Uma nova ruralidade para uma nova juventude

Por Joelmir Pinho

Que há uma nova ruralidade em gestação no campo brasileiro, isso já sabemos. Esse processo, que teve início ainda na década de 1980, tem como uma de suas principais caraterísticas a existência de famílias pluriativas, que distribuem seus membros para novas atividades econômicas, não agrícolas, dentro ou fora de seus estabelecimentos.

Contudo, segundo nos alerta Brancolina Ferreira [1], ao contrário do que possa parecer à primeira vista, “as características estruturais dominantes dos tempos coloniais ainda persistem na realidade rural de hoje”.

Assim, a pluriatividade presente nessa nova ruralidade – ou novo rural, como preferem alguns – está também associada à ausência de acesso à terra em qualidade e quantidade suficientes para garantir a reprodução do modelo de cultivo familiar.

Para além dos aspectos produtivos ou de geração de renda, os avanços tecnológicos, as mudanças no padrão de consumo e outros aspectos característicos da sociedade contemporânea, estão presentes no campo e têm integrado a agenda de preocupações, reflexões e diálogos entre estudiosos e pesquisadores da temática e, sobretudo, entre a própria juventude rural organizada em vários movimentos.

O fato é que diversos estudos apontam para a tendência da saída de jovens do campo rumo às cidades.
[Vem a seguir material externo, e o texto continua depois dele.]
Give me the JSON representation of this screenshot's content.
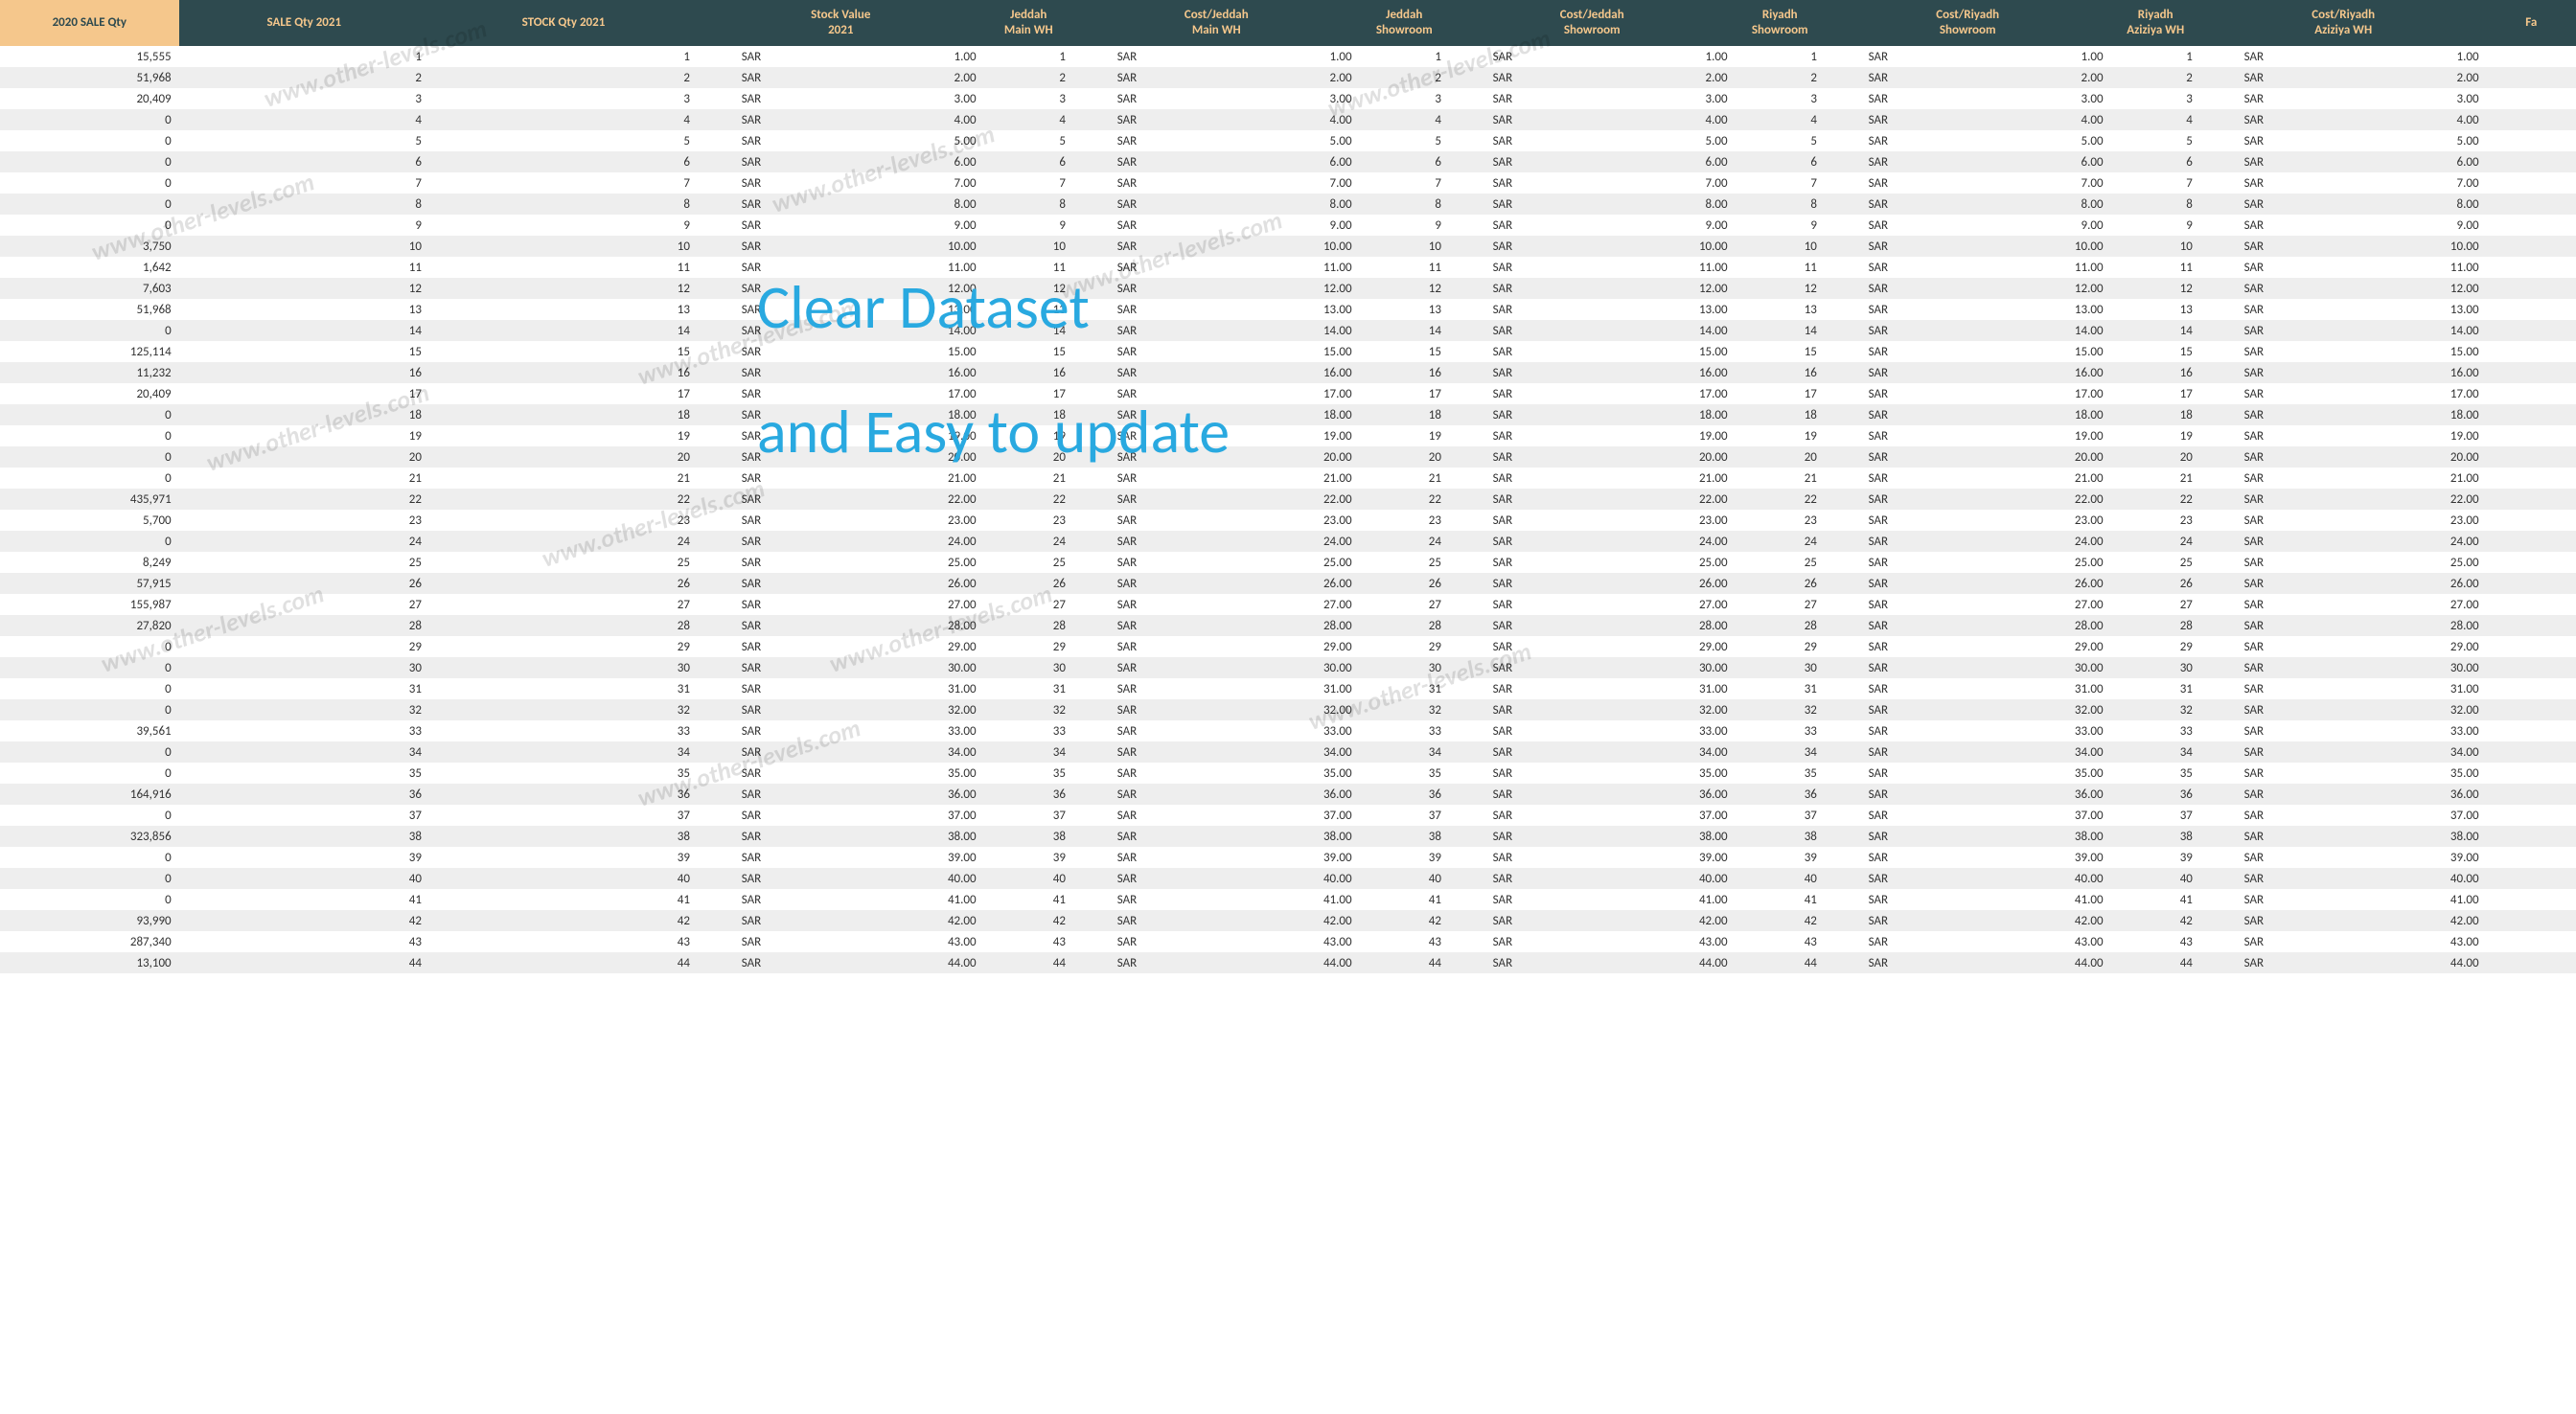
{
  "headers": [
    "2020 SALE Qty",
    "SALE Qty 2021",
    "STOCK Qty 2021",
    "Stock Value\n2021",
    "Jeddah\nMain WH",
    "Cost/Jeddah\nMain WH",
    "Jeddah\nShowroom",
    "Cost/Jeddah\nShowroom",
    "Riyadh\nShowroom",
    "Cost/Riyadh\nShowroom",
    "Riyadh\nAziziya WH",
    "Cost/Riyadh\nAziziya WH",
    "Fa"
  ],
  "currency": "SAR",
  "sale2020": [
    "15,555",
    "51,968",
    "20,409",
    "0",
    "0",
    "0",
    "0",
    "0",
    "0",
    "3,750",
    "1,642",
    "7,603",
    "51,968",
    "0",
    "125,114",
    "11,232",
    "20,409",
    "0",
    "0",
    "0",
    "0",
    "435,971",
    "5,700",
    "0",
    "8,249",
    "57,915",
    "155,987",
    "27,820",
    "0",
    "0",
    "0",
    "0",
    "39,561",
    "0",
    "0",
    "164,916",
    "0",
    "323,856",
    "0",
    "0",
    "0",
    "93,990",
    "287,340",
    "13,100"
  ],
  "overlay": {
    "line1": "Clear Dataset",
    "line2": "and Easy to update"
  },
  "watermark_text": "www.other-levels.com"
}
Nessas pesquisas há certo consenso quanto às dificuldades enfrentadas pelos jovens no campo, principalmente quanto ao acesso à escola e ao trabalho. Some-se a isso a atração do jovem pelo meio urbano ou pelo estilo de vida urbano, apontado em várias outras pesquisas, embora essa questão não possa ser tratada assim, de forma simplória.

Sobre esses jovens pesa o aparente antagonismo entre a casa e a rua, servindo-se aqui da analogia proposta por DaMatta [2]. Se de um lado sofrem com o preconceito do mundo exterior/urbano (a rua), que associa o mundo rural ao atraso, por outro enfrentam, com frequência, a deslegitimação de seus pais e adultos em geral de suas comunidades (a casa), que os consideram muito urbanos.
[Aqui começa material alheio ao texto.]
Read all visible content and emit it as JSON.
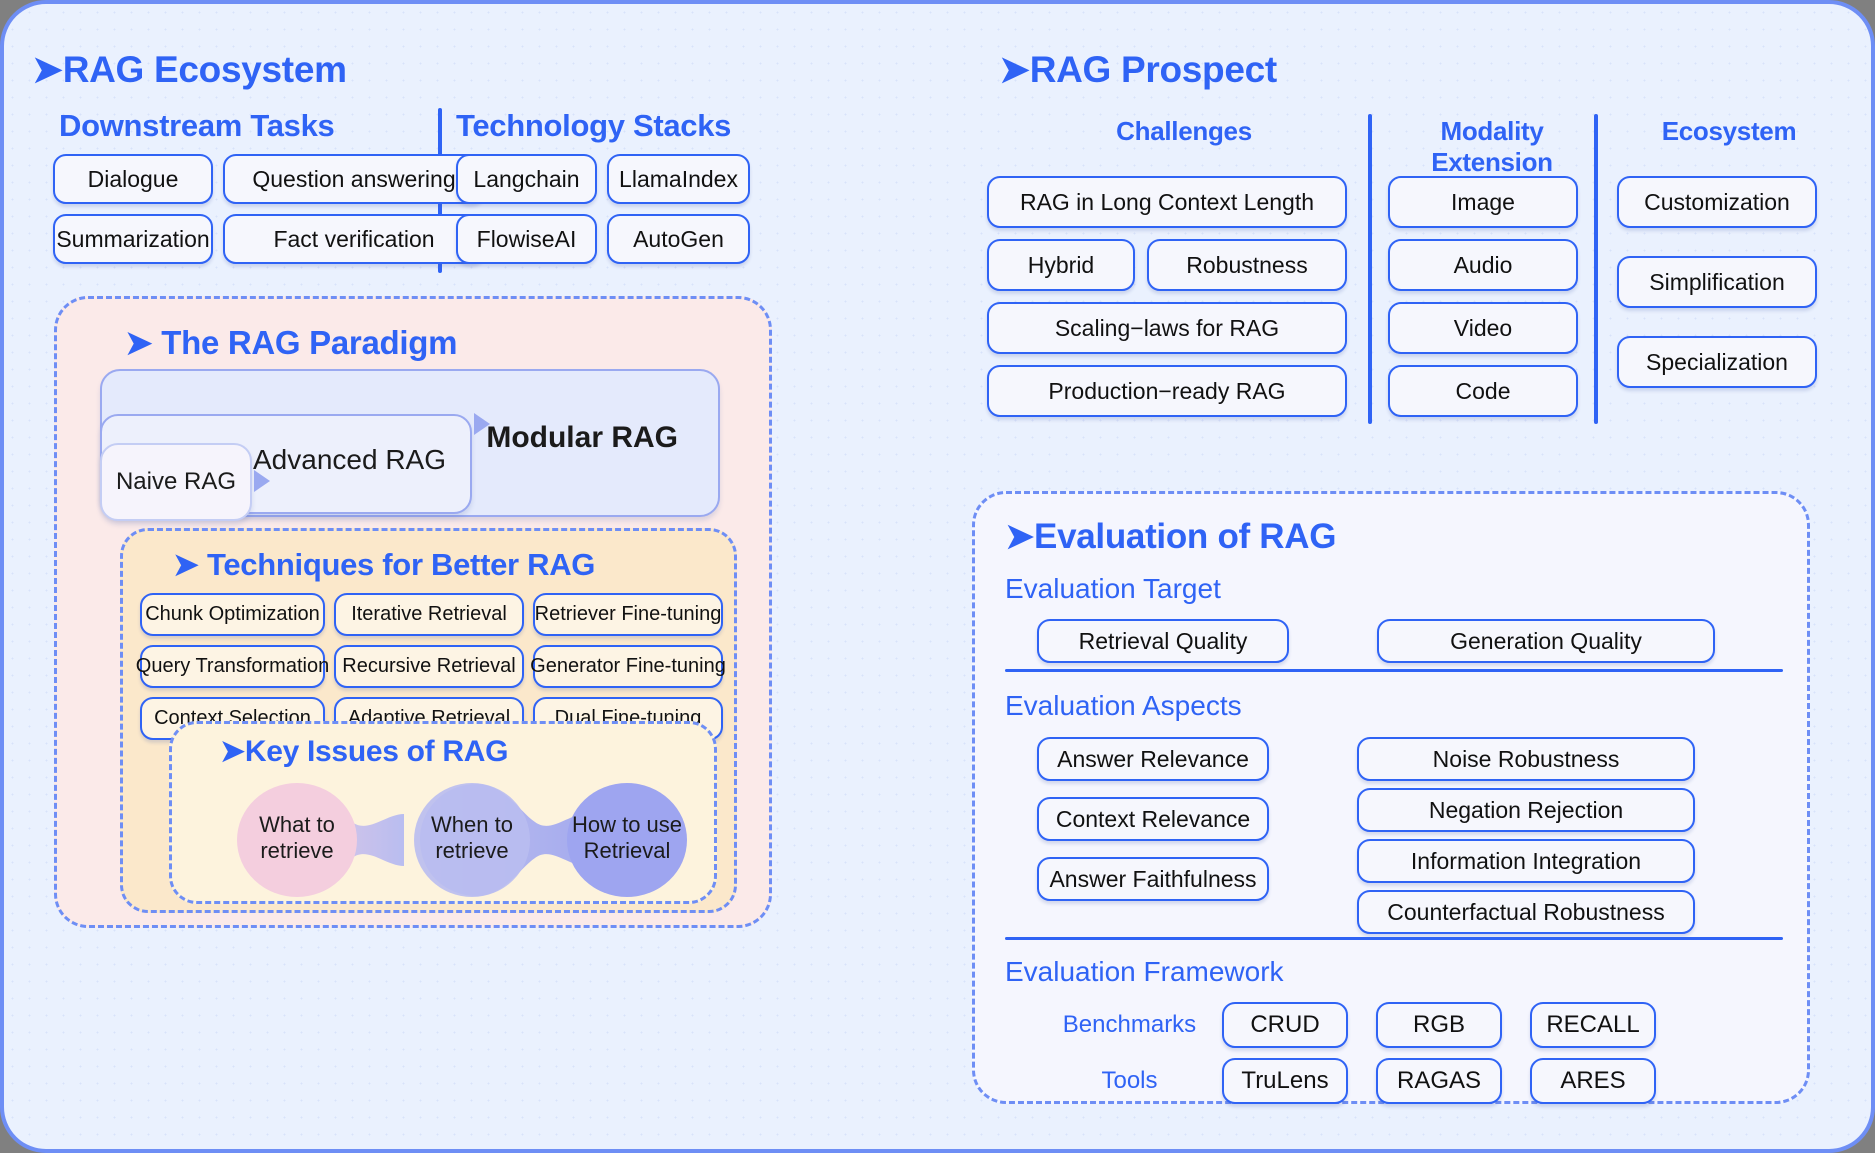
{
  "ecosystem": {
    "title": "RAG Ecosystem",
    "downstream_tasks": {
      "heading": "Downstream Tasks",
      "items": [
        "Dialogue",
        "Question answering",
        "Summarization",
        "Fact verification"
      ]
    },
    "technology_stacks": {
      "heading": "Technology Stacks",
      "items": [
        "Langchain",
        "LlamaIndex",
        "FlowiseAI",
        "AutoGen"
      ]
    }
  },
  "paradigm": {
    "title": "The RAG Paradigm",
    "naive": "Naive RAG",
    "advanced": "Advanced RAG",
    "modular": "Modular RAG",
    "techniques": {
      "title": "Techniques for Better RAG",
      "col1": [
        "Chunk Optimization",
        "Query Transformation",
        "Context Selection"
      ],
      "col2": [
        "Iterative Retrieval",
        "Recursive Retrieval",
        "Adaptive Retrieval"
      ],
      "col3": [
        "Retriever Fine-tuning",
        "Generator Fine-tuning",
        "Dual Fine-tuning"
      ]
    },
    "key_issues": {
      "title": "Key Issues of RAG",
      "blobs": [
        {
          "label": "What to\nretrieve",
          "color": "#f4cede"
        },
        {
          "label": "When to\nretrieve",
          "color": "#b9bdf0"
        },
        {
          "label": "How to use\nRetrieval",
          "color": "#9ea5f0"
        }
      ]
    }
  },
  "prospect": {
    "title": "RAG Prospect",
    "challenges": {
      "heading": "Challenges",
      "items": [
        "RAG in Long Context Length",
        "Hybrid",
        "Robustness",
        "Scaling−laws for RAG",
        "Production−ready RAG"
      ]
    },
    "modality_extension": {
      "heading": "Modality Extension",
      "items": [
        "Image",
        "Audio",
        "Video",
        "Code"
      ]
    },
    "ecosystem": {
      "heading": "Ecosystem",
      "items": [
        "Customization",
        "Simplification",
        "Specialization"
      ]
    }
  },
  "evaluation": {
    "title": "Evaluation of RAG",
    "target": {
      "heading": "Evaluation Target",
      "items": [
        "Retrieval Quality",
        "Generation Quality"
      ]
    },
    "aspects": {
      "heading": "Evaluation Aspects",
      "left": [
        "Answer Relevance",
        "Context Relevance",
        "Answer Faithfulness"
      ],
      "right": [
        "Noise Robustness",
        "Negation Rejection",
        "Information Integration",
        "Counterfactual Robustness"
      ]
    },
    "framework": {
      "heading": "Evaluation Framework",
      "benchmarks_label": "Benchmarks",
      "benchmarks": [
        "CRUD",
        "RGB",
        "RECALL"
      ],
      "tools_label": "Tools",
      "tools": [
        "TruLens",
        "RAGAS",
        "ARES"
      ]
    }
  },
  "colors": {
    "accent": "#2f63f5",
    "canvas_bg": "#eaf1fe",
    "paradigm_bg": "#fbeae9",
    "techniques_bg": "#fbe8cb",
    "keyissues_bg": "#fdf3dd",
    "eval_bg": "#f5f6fe",
    "dashed_border": "#6e8ef5"
  }
}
Esse cenário exige novos arranjos institucionais e novas metodologias que possam contribuir para reparar as distorções históricas que teimam em negar o inalienável direito de inúmeras comunidades rurais espalhadas por todo o Brasil à cidadania plena, o que inclui a preservação e fortalecimento de suas raízes, suas tradições, sua identidade e sua história.
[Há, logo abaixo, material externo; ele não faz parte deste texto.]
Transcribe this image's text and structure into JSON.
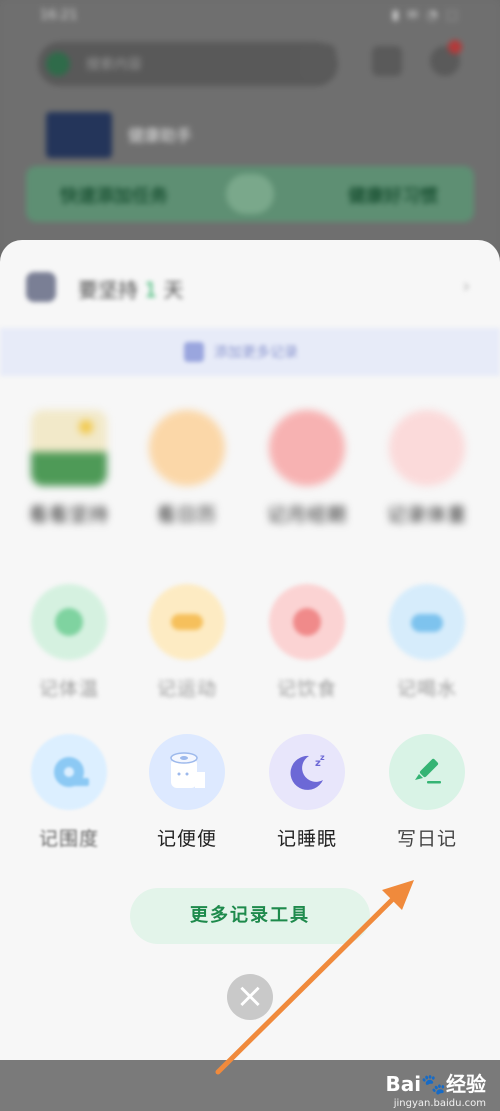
{
  "background_app": {
    "status_time": "16:21",
    "status_icons": "▮ ✉ ◔ ⬚",
    "search_placeholder": "搜索内容",
    "banner_title": "健康助手",
    "promo_left": "快速添加任务",
    "promo_right": "健康好习惯"
  },
  "sheet": {
    "title_prefix": "要坚持",
    "title_highlight": "1",
    "title_suffix": "天",
    "header_arrow": "›",
    "info_text": "添加更多记录"
  },
  "tools_row1": [
    {
      "label": "看看坚持",
      "icon": "scene-icon",
      "color": "#f2e9c9"
    },
    {
      "label": "看日历",
      "icon": "cloud-icon",
      "color": "#fbd7a8"
    },
    {
      "label": "记月经期",
      "icon": "circle-icon",
      "color": "#f7b2b2"
    },
    {
      "label": "记录体重",
      "icon": "scale-icon",
      "color": "#fbdada"
    }
  ],
  "tools_row2": [
    {
      "label": "记体温",
      "icon": "thermometer-icon",
      "color": "#d5f1e0",
      "inner": "#7fd3a0"
    },
    {
      "label": "记运动",
      "icon": "sport-icon",
      "color": "#fdebc3",
      "inner": "#f6c05c"
    },
    {
      "label": "记饮食",
      "icon": "food-icon",
      "color": "#fbd3d3",
      "inner": "#f08a8a"
    },
    {
      "label": "记喝水",
      "icon": "water-icon",
      "color": "#d6ecfb",
      "inner": "#7ec3ee"
    }
  ],
  "tools_row3": [
    {
      "label": "记围度",
      "icon": "tape-measure-icon",
      "color": "#dcefff",
      "inner": "#8cc9f4"
    },
    {
      "label": "记便便",
      "icon": "toilet-paper-icon",
      "color": "#dde9ff",
      "inner": "#9db9ec"
    },
    {
      "label": "记睡眠",
      "icon": "moon-icon",
      "color": "#e8e6fb",
      "inner": "#6c68d6"
    },
    {
      "label": "写日记",
      "icon": "pen-icon",
      "color": "#d9f3e6",
      "inner": "#35b474"
    }
  ],
  "more_tools_button": "更多记录工具",
  "close_icon": "×",
  "watermark": {
    "brand_left": "Bai",
    "brand_paw": "🐾",
    "brand_right": "经验",
    "sub": "jingyan.baidu.com"
  },
  "colors": {
    "accent_green": "#1e8a4c",
    "arrow_orange": "#f08a3c"
  }
}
Ao mesmo tempo, é necessário reconhecer e potencializar os aspectos endógenos de cada território, levando-se em conta todo o leque de possibilidade que se apresentam para o seu desenvolvimento verdadeiramente sustentável, inclusive quanto a uma nova economia, de base justa e solidária.

À juventude, de quem muitas vezes se disse desinteressada ou descomprometida com o seu lugar e a quem, historicamente, foi negado o direito de tomar parte na construção do presente e do futuro do meio rural, cabe papel preponderante nessa nova conformação social que envolve, mais do que aspectos puramente econômicos, uma boa dose de reconhecimento da identidade cultural e sua pluralidade.

A essa mesma juventude cabe, de modo especial, o urgente repensar do modelo de educação e a consequente ressignificação das relações de cada ator social consigo mesmo, com os outros e com o planeta. E é claro que, para o desafio ser completo, não pode faltar uma pitada caprichada de disposição para a participação política e o envolvimento nos processos de tomada de decisão sobre questões públicas de seu interesse.

Em ano de eleições municipais, é bom ficarmos atentos à forma como os vários pretensos representantes da juventude enxergam essas e outras questões, embora, particularmente, não tenha muita esperança que a nossa sequestrada democracia encontre saída em jogos de cartas marcadas como quase sempre o são as eleições dentro do atual modelo.


[1] Pesquisadora Associada do Departamento de Sociologia da UnB e Coordenadora de Desenvolvimento Rural do Instituto de Pesquisas Econômicas Aplicadas – IPEA.

[2] Roberto  DaMatta é autor do livro A casa & A rua: espaço, cidadania, mulher e morte no Brasil.